Tuesday, September 8, 2015

Supreme Court Permits Enforcement Proceedings Against Chevron


In closing another chapter in what has been a very long story, the Supreme Court of Canada ruled unanimously that forty-seven Ecuadorian villagers can proceed with their Ontario lawsuit against Chevron Corporation (“Chevron”) and Chevron Canada Limited (“Chevron Canada”) to recognize and enforce a U.S. $9.51 million judgment that they obtained against Chevron in the courts of Ecuador.

 

This writer has written about this case before. After the plaintiffs commenced an action in the Ontario Superior Court, Chevron moved to permanently stay the action on the basis that the Ontario Court had no jurisdiction to hear the matter. The motion judge ruled in the villagers’ favour with respect to the issue of jurisdiction. However, the judge exercised the court’s power to stay the proceedings on its own motion on the basis that pursuing a recognition and enforcement proceeding against Chevron in Ontario, where Chevron claimed it had no assets, would be futile and a waste of time and resources.

 

The Ontario Court of Appeal reversed that decision, holding that the Ontario courts need not erect additional obstacles  to the villagers' 27 year fight against Chevron and its predecessor Texaco Oil.  The action had been brought in Ecuador as a result of extensive environmental pollution that had disrupted the lives and jeopardized the futures of approximately 30,000 Ecuadorian indigenous villagers.  The plaintiffs' attempts to obtain compensation had been met with obstacles and roadblocks by Chevron the entire way.

 

The Supreme Court of Canada agreed. Justice Gascon, writing for the unanimous court, held that in order to recognize and enforce a foreign judgment, the only prerequisite is that the foreign court have a real and substantial connection with the litigants or with the subject matter of the dispute or that the traditional bases of jurisdiction were satisfied.

 

Canadian courts have never required that there be a real and substantial connection between the defendant or the action and the enforcing court for jurisdiction to exist in recognition and enforcement proceedings. The Supreme Court held that an unambiguous statement  that a real and substantial connection was not necessary would have the benefit of providing a fixed, clear and predictable rule, and would help to avoid needless and wasteful jurisdictional inquiries.

 

The Court held that there were two considerations of principle that support the view that a real and substantial connection test should not be extended to an enforcing court.

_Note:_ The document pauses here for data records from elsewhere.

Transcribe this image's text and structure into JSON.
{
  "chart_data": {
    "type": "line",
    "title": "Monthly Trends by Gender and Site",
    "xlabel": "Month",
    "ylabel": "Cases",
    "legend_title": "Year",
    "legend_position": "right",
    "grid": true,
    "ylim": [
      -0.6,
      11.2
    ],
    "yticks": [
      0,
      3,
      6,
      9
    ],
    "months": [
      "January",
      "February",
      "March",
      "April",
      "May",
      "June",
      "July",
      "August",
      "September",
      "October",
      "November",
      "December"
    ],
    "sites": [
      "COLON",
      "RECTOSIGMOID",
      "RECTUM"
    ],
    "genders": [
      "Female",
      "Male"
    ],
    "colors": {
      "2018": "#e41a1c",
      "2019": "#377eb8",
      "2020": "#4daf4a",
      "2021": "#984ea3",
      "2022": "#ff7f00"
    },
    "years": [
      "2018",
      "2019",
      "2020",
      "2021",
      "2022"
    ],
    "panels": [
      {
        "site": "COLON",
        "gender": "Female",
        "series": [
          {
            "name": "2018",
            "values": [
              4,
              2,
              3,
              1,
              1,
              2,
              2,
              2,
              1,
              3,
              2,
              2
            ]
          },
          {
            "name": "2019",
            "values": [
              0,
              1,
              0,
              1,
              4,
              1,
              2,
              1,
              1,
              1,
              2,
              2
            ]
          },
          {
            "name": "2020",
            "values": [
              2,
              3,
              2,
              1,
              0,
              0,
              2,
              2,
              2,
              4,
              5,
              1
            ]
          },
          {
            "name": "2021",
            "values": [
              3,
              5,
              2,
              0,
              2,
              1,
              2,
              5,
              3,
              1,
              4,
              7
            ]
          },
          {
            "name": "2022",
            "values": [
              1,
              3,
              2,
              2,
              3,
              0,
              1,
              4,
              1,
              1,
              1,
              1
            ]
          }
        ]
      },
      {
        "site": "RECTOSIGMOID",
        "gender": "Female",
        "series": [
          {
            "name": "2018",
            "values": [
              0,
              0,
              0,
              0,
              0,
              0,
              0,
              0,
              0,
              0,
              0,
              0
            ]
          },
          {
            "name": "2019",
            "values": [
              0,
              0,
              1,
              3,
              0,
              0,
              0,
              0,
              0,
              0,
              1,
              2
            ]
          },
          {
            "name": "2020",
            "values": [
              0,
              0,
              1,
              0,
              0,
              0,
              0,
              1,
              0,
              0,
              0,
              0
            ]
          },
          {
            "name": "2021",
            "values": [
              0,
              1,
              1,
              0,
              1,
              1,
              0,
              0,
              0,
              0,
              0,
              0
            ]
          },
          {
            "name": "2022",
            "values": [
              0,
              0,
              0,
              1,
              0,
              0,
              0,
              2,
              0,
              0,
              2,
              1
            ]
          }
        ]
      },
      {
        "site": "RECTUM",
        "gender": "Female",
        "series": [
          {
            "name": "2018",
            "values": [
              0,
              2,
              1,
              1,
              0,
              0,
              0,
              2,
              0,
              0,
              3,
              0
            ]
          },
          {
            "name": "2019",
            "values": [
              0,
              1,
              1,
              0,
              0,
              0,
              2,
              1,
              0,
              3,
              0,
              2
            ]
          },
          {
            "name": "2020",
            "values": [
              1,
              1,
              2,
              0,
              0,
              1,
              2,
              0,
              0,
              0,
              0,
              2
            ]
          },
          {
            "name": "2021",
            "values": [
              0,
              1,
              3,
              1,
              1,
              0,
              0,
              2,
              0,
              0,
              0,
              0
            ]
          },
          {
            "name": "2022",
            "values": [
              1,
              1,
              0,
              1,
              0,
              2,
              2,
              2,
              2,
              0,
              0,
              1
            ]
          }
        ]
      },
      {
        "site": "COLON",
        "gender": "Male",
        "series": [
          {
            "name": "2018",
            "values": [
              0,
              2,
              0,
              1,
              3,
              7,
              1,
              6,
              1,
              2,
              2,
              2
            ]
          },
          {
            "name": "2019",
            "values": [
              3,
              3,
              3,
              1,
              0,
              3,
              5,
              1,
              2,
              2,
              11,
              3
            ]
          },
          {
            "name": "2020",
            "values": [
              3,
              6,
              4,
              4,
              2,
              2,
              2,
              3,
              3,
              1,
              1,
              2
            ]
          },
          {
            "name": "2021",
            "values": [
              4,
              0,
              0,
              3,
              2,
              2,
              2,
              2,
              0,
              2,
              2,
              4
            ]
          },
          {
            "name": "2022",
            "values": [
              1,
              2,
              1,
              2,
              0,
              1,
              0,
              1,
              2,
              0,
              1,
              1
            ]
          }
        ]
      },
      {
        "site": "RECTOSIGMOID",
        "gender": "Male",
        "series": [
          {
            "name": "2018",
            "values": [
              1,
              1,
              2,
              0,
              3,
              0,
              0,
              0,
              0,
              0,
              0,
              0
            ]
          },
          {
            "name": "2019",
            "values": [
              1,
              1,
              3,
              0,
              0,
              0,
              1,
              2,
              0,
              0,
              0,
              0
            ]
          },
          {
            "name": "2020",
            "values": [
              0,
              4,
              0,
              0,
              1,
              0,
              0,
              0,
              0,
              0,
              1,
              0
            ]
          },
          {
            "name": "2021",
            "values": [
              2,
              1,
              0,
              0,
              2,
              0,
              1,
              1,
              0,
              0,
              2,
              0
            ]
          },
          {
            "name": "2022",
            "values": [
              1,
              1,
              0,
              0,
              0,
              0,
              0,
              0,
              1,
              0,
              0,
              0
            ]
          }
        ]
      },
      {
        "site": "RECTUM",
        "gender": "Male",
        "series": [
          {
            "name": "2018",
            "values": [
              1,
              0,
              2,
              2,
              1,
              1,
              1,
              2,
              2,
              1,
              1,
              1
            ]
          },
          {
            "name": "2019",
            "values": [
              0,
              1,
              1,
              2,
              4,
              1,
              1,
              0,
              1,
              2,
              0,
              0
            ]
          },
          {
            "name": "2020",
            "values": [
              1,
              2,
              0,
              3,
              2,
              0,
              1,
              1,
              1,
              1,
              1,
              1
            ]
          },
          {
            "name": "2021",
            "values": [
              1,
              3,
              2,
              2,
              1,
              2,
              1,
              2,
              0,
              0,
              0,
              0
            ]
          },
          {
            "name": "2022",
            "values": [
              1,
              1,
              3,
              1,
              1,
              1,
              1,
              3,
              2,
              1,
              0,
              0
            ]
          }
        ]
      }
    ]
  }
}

Firstly, in an action for recognition and enforcement, the only purpose of the action is to allow a pre-existing obligation to be fulfilled. As the enforcing court is not creating a new substantive obligation, there can be no concern that the parties are situated elsewhere or that the facts underlying the dispute are properly addressed in another court. Each jurisdiction has an equal interest in the obligation resulting from the foreign judgement and no concern about territorial overreach could emerge.

 

The Court held that it must be remembered that the notion of comity has consistently been found to underlie Canadian recognition and enforcement law. The need to acknowledge and show respect for the legal action of other states has remained one of comity’s core components and militates in favour of recognition and enforcement. No unfairness results to judgment debtors from having to defend against recognition and enforcement proceedings – through their own behaviour and illegal non-compliance, they have made themselves a subject of outstanding obligations, so they may be called upon to answer for their debts in various jurisdictions.

 

The court held that requiring any defendant to be present or to have assets in the enforcing jurisdiction would only undermine order and fairness. In today’s globalized world and electronic age, to require that a judgment creditor wait until the foreign debtor is present or has assets in the province before a court can find that it has jurisdiction in recognition and enforcement proceedings would be to turn a blind eye to current economic reality.

 

Secondly, the court held that finding that there is no requirement of a real and substantial connection between the defendant or the action and the enforcing court is also supported by the choices made by the Ontario legislature, all other common-law provinces and territories, Quebec, other international common-law jurisdictions and most Canadian conflict of laws scholars.

 

In this case, the motion judge had correctly found jurisdiction with respect to both Chevron and Chevron Canada. The establishment of jurisdiction did not mean that the plaintiffs would necessarily succeed in having the Ecuadorian judgment recognized and enforced. It did nothing more than afford the Plaintiffs the opportunity to seek recognition and enforcement in Ontario. Chevron and Chevron Canada could use the available procedural tools to defend against the plaintiffs’ allegations.

The case will continue and will continue to be hard fought.